Among the most important innovations in the history of life is the transition from single-celled organisms to more complex, multicellular organisms. Multicellularity has evolved repeatedly across the tree of life, resulting in the evolution of new kinds of organisms that collectively constitute a significant portion of Earth’s biodiversity and have transformed the biosphere. This volume examines the origins and subsequent evolution of multicellularity, reviewing the types of multicellular groups that exist, their evolutionary relationships, the processes that led to their evolution, and the conceptual frameworks in which their evolution is understood. This important volume is intended to serve as a jumping-off point, stimulating further research by summarizing the topics that students and researchers of the evolution of multicellularity should be familiar with, and highlighting future research directions for the field.
Table of Contents
1. Introduction: the evolution of multicellularity in context. 2. Getting at the basics of multicellularity. 3. Multi-level selection of the individual organism. 4. Life cycles as a central organizing theme for studying multicellularity. 5. Eukaryote aggregative multicellularity – phylogenetic distribution and a case study of its proximate and ultimate cause in Dictyostelia. 6. Group transformation: On the evolution of aggregative multicellularity. 7. Group Maintenance in Aggregative Multicellularity. 8. Group transformation: fruiting body and stalk formation. 9. Phylogenetics of clonal multicellularity. 10. Group formation: hypotheses for the evolution of clonal multicellularity. 11. Group maintenance in clonal multicellularity: Controlling intra-organismal evolution. 12. Group transformation: life history tradeoffs, division of labor and evolutionary transitions in individuality. 13. The single-celled ancestors of animals: a history of hypotheses. 14. Convergent evolution of complex multicellularity in fungi. 15. Genetic and developmental mechanisms of cellular differentiation in algae. 16. The Evolution of Complex Multicellularity in Streptophytes. 17. Multi-species multicellular life cycles. 18. Conclusion: The future of multicellularity research. Index.

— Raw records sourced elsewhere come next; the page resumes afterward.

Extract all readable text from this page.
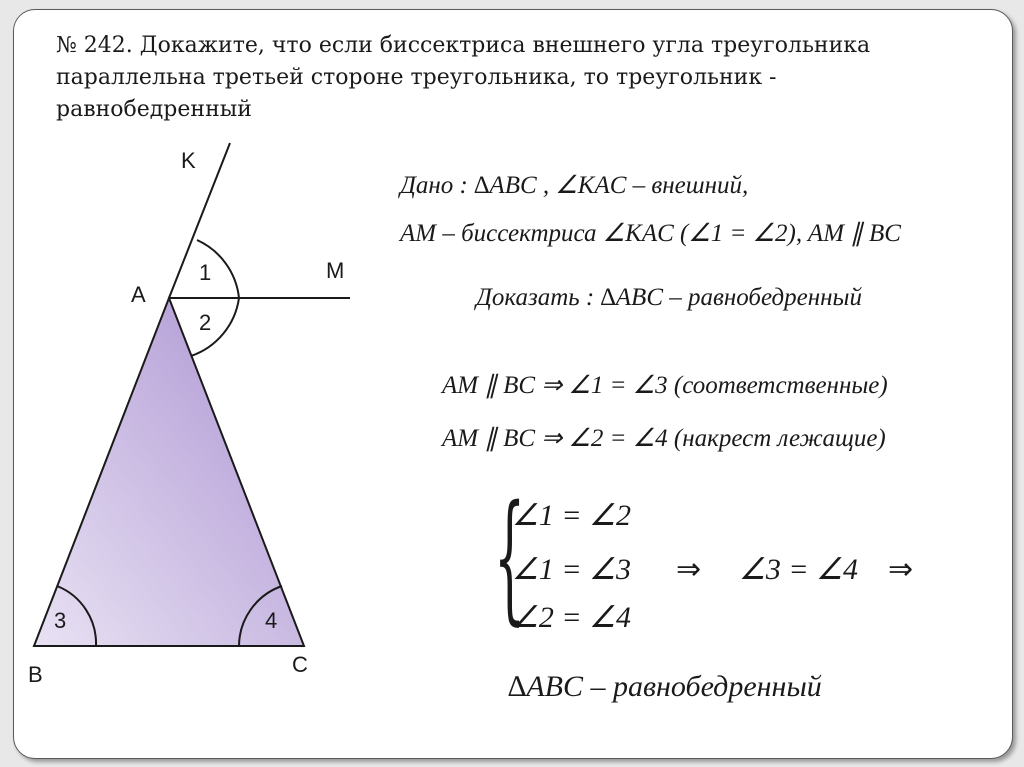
№ 242. Докажите, что если биссектриса внешнего угла треугольника параллельна третьей стороне треугольника, то треугольник - равнобедренный

K
A
M
B	C
1
2
3	4
Дано : ∆ABC , ∠KAC – внешний,
AM – биссектриса ∠KAC (∠1 = ∠2), AM ∥ BC
Доказать : ∆ABC – равнобедренный
AM ∥ BC ⇒ ∠1 = ∠3 (соответственные)
AM ∥ BC ⇒ ∠2 = ∠4 (накрест лежащие)
{
∠1 = ∠2
∠1 = ∠3
∠2 = ∠4
⇒ ∠3 = ∠4 ⇒
∆ABC – равнобедренный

Matthew D. Herron is a Senior Research Scientist in the School of Biology at the Georgia Institute of Technology. He received his PhD from the University of Arizona and held postdoctoral positions at the University of British Columbia, the NASA Astrobiology Institute, and the University of Montana. He has authored or co-authored dozens of peer reviewed scientific papers.
William C. Ratcliff is an Associate Professor in School of Biological Sciences at the Georgia Institute of Technology, where he co-directs the Interdisciplinary Graduate Program in Quantitative Biosciences. He received his PhD from the University of Minnesota. At Tech, he leads a research group that examines the evolution of multicellularity through directed evolution, synthetic biology, and mathematical modeling.
Peter L. Conlin is a Postdoctoral Researcher in the School of Biological Sciences at the Georgia Institute of Technology. He received his PhD from the University of Washington. He has authored or co-authored several peer reviewed scientific papers.